Magnetization precession becomes conspicuous at the recording speeds of once per nanosecond or higher expected for next-generation hard disks. It will therefore be essential, for the successful development of highly functional high-performance hard disks, to gain an understanding of the magnetization dynamics. At our exhibit, we will present new ultrahigh-density recording technology that actively utilizes magnetization precession in the form of microwave-assisted magnetization reversal.

We have simulated the gas-liquid flow states in bubble columns, a key type of gas-liquid contactor. Based on data from large bench-scale experimentation, we have optimized configuration parameters, a process which is generally problematic for effective utilization of commercial computational fluid dynamics (CFD) software, and present a practical simulation method.

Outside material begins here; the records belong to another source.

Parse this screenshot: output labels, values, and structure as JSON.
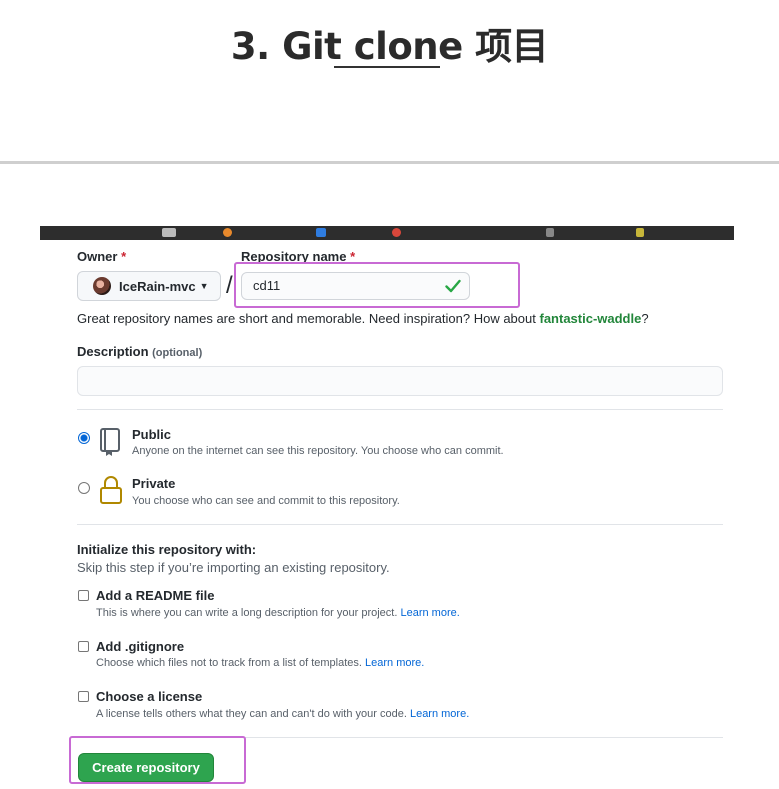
{
  "article": {
    "title": "3. Git clone 项目"
  },
  "form": {
    "owner_label": "Owner",
    "required_mark": "*",
    "owner_value": "IceRain-mvc",
    "slash": "/",
    "repo_label": "Repository name",
    "repo_value": "cd11",
    "hint_prefix": "Great repository names are short and memorable. Need inspiration? How about",
    "hint_suggestion": "fantastic-waddle",
    "hint_suffix": "?",
    "description_label": "Description",
    "description_optional": "(optional)",
    "description_value": "",
    "visibility": [
      {
        "title": "Public",
        "note": "Anyone on the internet can see this repository. You choose who can commit.",
        "selected": true
      },
      {
        "title": "Private",
        "note": "You choose who can see and commit to this repository.",
        "selected": false
      }
    ],
    "init_title": "Initialize this repository with:",
    "init_note": "Skip this step if you’re importing an existing repository.",
    "init_options": [
      {
        "title": "Add a README file",
        "note": "This is where you can write a long description for your project.",
        "link": "Learn more.",
        "checked": false
      },
      {
        "title": "Add .gitignore",
        "note": "Choose which files not to track from a list of templates.",
        "link": "Learn more.",
        "checked": false
      },
      {
        "title": "Choose a license",
        "note": "A license tells others what they can and can't do with your code.",
        "link": "Learn more.",
        "checked": false
      }
    ],
    "create_button": "Create repository"
  },
  "colors": {
    "create_button_bg": "#2ea44f",
    "suggestion": "#22863a",
    "link": "#0366d6",
    "highlight_box": "#c86ad4"
  }
}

Observation of biological samples with atomic force microscopes in noncontact configurations requires noncontact observation in a high-viscosity environment. In our research, we have resolved the related problem of cantilever probe oscillation damping, and present a new method (incorporating van der Pol oscillator nonlinear dynamics) for the achievement of stable small-amplitude oscillatory response.

We will present an overview of the most recent advances in research not only on high speed and large capacity, but also on flexible response to multifaceted product quality requirements for user personalization and customization, secure high-reliability broadband wireless communication methods, and mobile ad-hoc networks.

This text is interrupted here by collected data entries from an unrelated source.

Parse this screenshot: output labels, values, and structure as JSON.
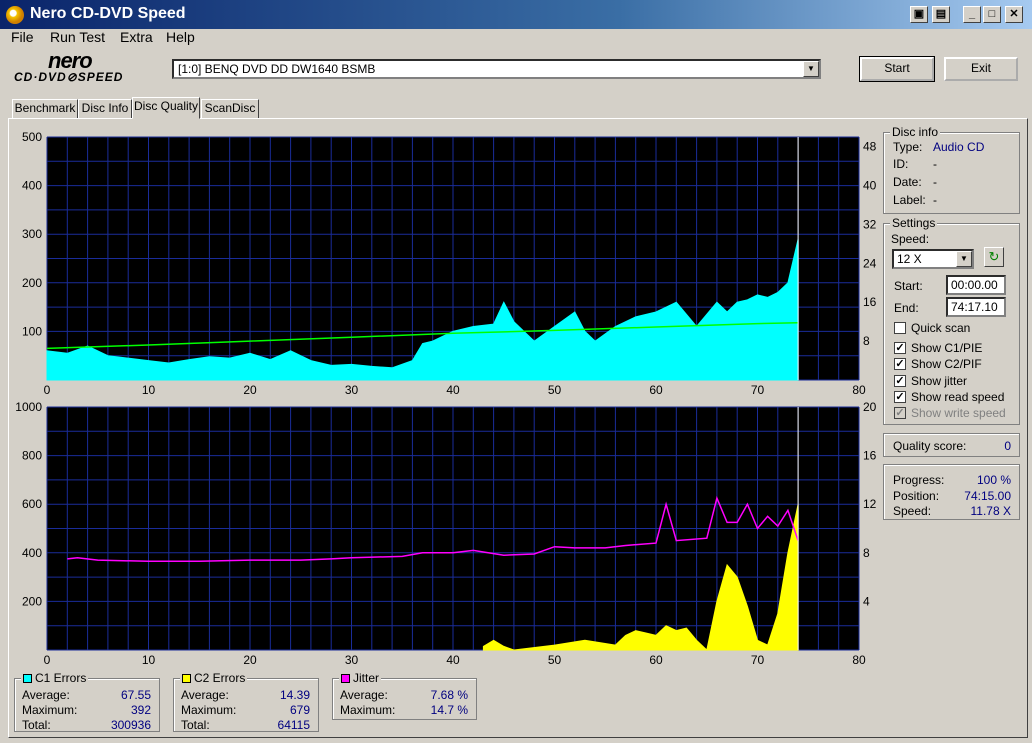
{
  "window": {
    "title": "Nero CD-DVD Speed"
  },
  "menu": {
    "file": "File",
    "run_test": "Run Test",
    "extra": "Extra",
    "help": "Help"
  },
  "logo": {
    "brand": "nero",
    "product": "CD·DVD⊘SPEED"
  },
  "drive": {
    "selected": "[1:0]  BENQ DVD DD DW1640 BSMB"
  },
  "buttons": {
    "start": "Start",
    "exit": "Exit"
  },
  "tabs": [
    "Benchmark",
    "Disc Info",
    "Disc Quality",
    "ScanDisc"
  ],
  "active_tab": "Disc Quality",
  "disc_info": {
    "title": "Disc info",
    "type_label": "Type:",
    "type_value": "Audio CD",
    "id_label": "ID:",
    "id_value": "-",
    "date_label": "Date:",
    "date_value": "-",
    "label_label": "Label:",
    "label_value": "-"
  },
  "settings": {
    "title": "Settings",
    "speed_label": "Speed:",
    "speed_value": "12 X",
    "start_label": "Start:",
    "start_value": "00:00.00",
    "end_label": "End:",
    "end_value": "74:17.10",
    "quick_scan": "Quick scan",
    "quick_scan_checked": false,
    "show_c1": "Show C1/PIE",
    "show_c1_checked": true,
    "show_c2": "Show C2/PIF",
    "show_c2_checked": true,
    "show_jitter": "Show jitter",
    "show_jitter_checked": true,
    "show_read": "Show read speed",
    "show_read_checked": true,
    "show_write": "Show write speed",
    "show_write_checked": true
  },
  "quality": {
    "label": "Quality score:",
    "value": "0"
  },
  "progress": {
    "progress_label": "Progress:",
    "progress_value": "100 %",
    "position_label": "Position:",
    "position_value": "74:15.00",
    "speed_label": "Speed:",
    "speed_value": "11.78 X"
  },
  "stats": {
    "c1": {
      "title": "C1 Errors",
      "color": "#00ffff",
      "avg_label": "Average:",
      "avg": "67.55",
      "max_label": "Maximum:",
      "max": "392",
      "total_label": "Total:",
      "total": "300936"
    },
    "c2": {
      "title": "C2 Errors",
      "color": "#ffff00",
      "avg_label": "Average:",
      "avg": "14.39",
      "max_label": "Maximum:",
      "max": "679",
      "total_label": "Total:",
      "total": "64115"
    },
    "jitter": {
      "title": "Jitter",
      "color": "#ff00ff",
      "avg_label": "Average:",
      "avg": "7.68 %",
      "max_label": "Maximum:",
      "max": "14.7 %"
    }
  },
  "chart_data": [
    {
      "type": "area",
      "x_ticks": [
        "0",
        "10",
        "20",
        "30",
        "40",
        "50",
        "60",
        "70",
        "80"
      ],
      "y_left_ticks": [
        "100",
        "200",
        "300",
        "400",
        "500"
      ],
      "y_right_ticks": [
        "8",
        "16",
        "24",
        "32",
        "40",
        "48"
      ],
      "xlim": [
        0,
        80
      ],
      "ylim_left": [
        0,
        500
      ],
      "ylim_right": [
        0,
        50
      ],
      "series": [
        {
          "color": "#00ffff",
          "x": [
            0,
            2,
            4,
            6,
            8,
            10,
            12,
            14,
            16,
            18,
            20,
            22,
            24,
            26,
            28,
            30,
            32,
            34,
            36,
            37,
            38,
            40,
            42,
            44,
            45,
            46,
            48,
            50,
            52,
            53,
            54,
            56,
            58,
            60,
            62,
            64,
            66,
            67,
            68,
            69,
            70,
            71,
            72,
            73,
            74
          ],
          "y": [
            60,
            55,
            70,
            50,
            45,
            40,
            35,
            42,
            48,
            45,
            55,
            42,
            60,
            40,
            30,
            32,
            28,
            25,
            40,
            75,
            80,
            100,
            110,
            115,
            160,
            120,
            80,
            110,
            140,
            100,
            80,
            110,
            130,
            140,
            160,
            110,
            160,
            140,
            160,
            165,
            175,
            170,
            180,
            200,
            290
          ]
        },
        {
          "color": "#00ff00",
          "x": [
            0,
            10,
            20,
            30,
            40,
            50,
            60,
            70,
            74
          ],
          "y": [
            6.5,
            7.2,
            8.0,
            8.8,
            9.6,
            10.2,
            10.9,
            11.6,
            11.8
          ]
        }
      ]
    },
    {
      "type": "area",
      "x_ticks": [
        "0",
        "10",
        "20",
        "30",
        "40",
        "50",
        "60",
        "70",
        "80"
      ],
      "y_left_ticks": [
        "200",
        "400",
        "600",
        "800",
        "1000"
      ],
      "y_right_ticks": [
        "4",
        "8",
        "12",
        "16",
        "20"
      ],
      "xlim": [
        0,
        80
      ],
      "ylim_left": [
        0,
        1000
      ],
      "ylim_right": [
        0,
        20
      ],
      "series": [
        {
          "color": "#ffff00",
          "x": [
            43,
            44,
            45,
            46,
            50,
            53,
            56,
            57,
            58,
            59,
            60,
            61,
            62,
            63,
            64,
            65,
            66,
            67,
            68,
            69,
            70,
            71,
            72,
            73,
            74
          ],
          "y": [
            15,
            40,
            15,
            0,
            20,
            40,
            20,
            60,
            80,
            70,
            60,
            100,
            80,
            90,
            40,
            0,
            200,
            350,
            300,
            180,
            40,
            20,
            150,
            400,
            600
          ]
        },
        {
          "color": "#ff00ff",
          "x": [
            2,
            3,
            5,
            10,
            15,
            20,
            25,
            28,
            30,
            35,
            37,
            40,
            42,
            45,
            48,
            50,
            52,
            55,
            57,
            60,
            61,
            62,
            65,
            66,
            67,
            68,
            69,
            70,
            71,
            72,
            73,
            74
          ],
          "y": [
            7.5,
            7.6,
            7.4,
            7.3,
            7.3,
            7.4,
            7.4,
            7.5,
            7.6,
            7.7,
            8.0,
            8.0,
            8.2,
            7.8,
            7.9,
            8.5,
            8.4,
            8.4,
            8.6,
            8.8,
            12.0,
            9.0,
            9.2,
            12.5,
            10.5,
            10.5,
            12.0,
            10.0,
            11.0,
            10.2,
            11.5,
            9.0
          ]
        }
      ]
    }
  ]
}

Devices and systems for measurements of fluorescent lifetimes are widely used in fields of optical electronics, material science, bioscience, and life science. We present a new technique, utilizing high-efficiency wavelength conversion and ultrafast spectroscopic technique, for high-sensitivity, high time-resolution measurement of fluorescent spectra in the telecommunications wavelength range.

We are engaged in elucidating the mechanisms of the design process with scale models. We have schematized and analyzed two typical cases, and delineated the workflows. The results of the analysis indicate that the process of model construction and selection affects the interrelationships of the design team members, and suggest new possibilities for heightening teamwork and creativity.

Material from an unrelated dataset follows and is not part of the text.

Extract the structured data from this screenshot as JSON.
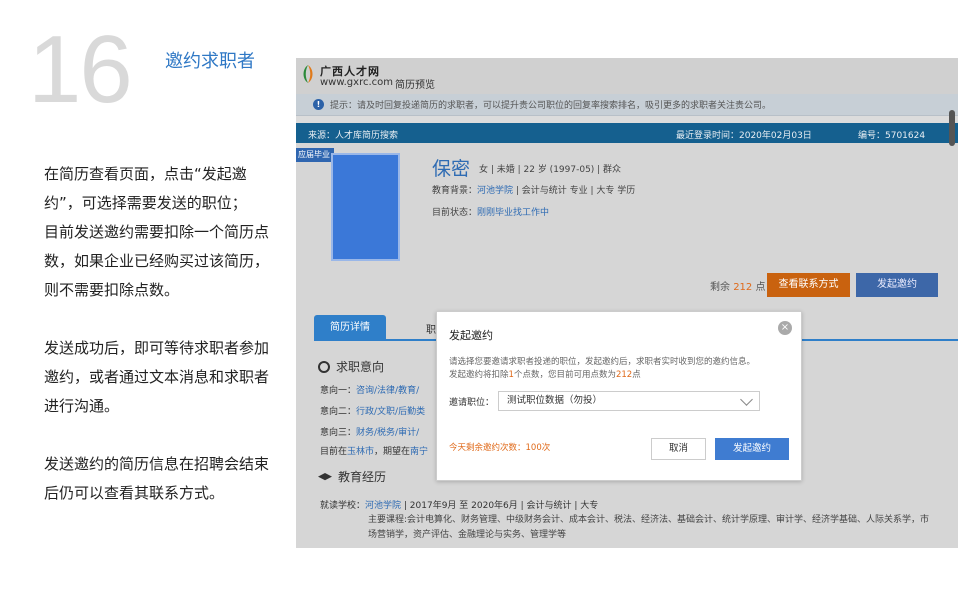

We are conducting urban surveys and analyses in Tokyo and Melbourne. Tokyo and Melbourne students collaborate in the analysis of the cities from their respective points of view and summarize the results schematically. We are also conducting redevelopment planning for Melbourne from the perspective of eco-urbanity, based on the results of the survey analysis.

We will describe our research on methods for performance-based design, which achieve a structural performance satisfying owners and residents. These methodologies include: evaluating earthquake damage risk with the consideration of subsurface layers, risk evaluation of collision between a base-isolated building and retaining wall, and explanation of earthquake resistant capacity using probability.

We present a new optimization model that incorporates consideration of a new feed-in tariff system and reduction of CO₂ emissions. The model is designed to reduce the cost and the environmental burden of electric power procurement, by determining the optimum size of photovoltaic arrays for given districts. Robust optimization is applied for uncertainty in solar irradiation quantity, including worst-case conditions within a certain range.

The equiphase planes of an ordinary light beam are aligned in countless numbers perpendicular to the light axis, but interest has recently emerged in light having a spiral phase structure. Like polarized light, the spiral direction of such light may be either clockwise or counterclockwise. It is independent freedom from polarization, and applications research is in progress. The research presented in this exhibit shows that a huge transverse shift occurs in clockwise (or counterclockwise) spiraling light at the glass-air interface under repeated critical reflection.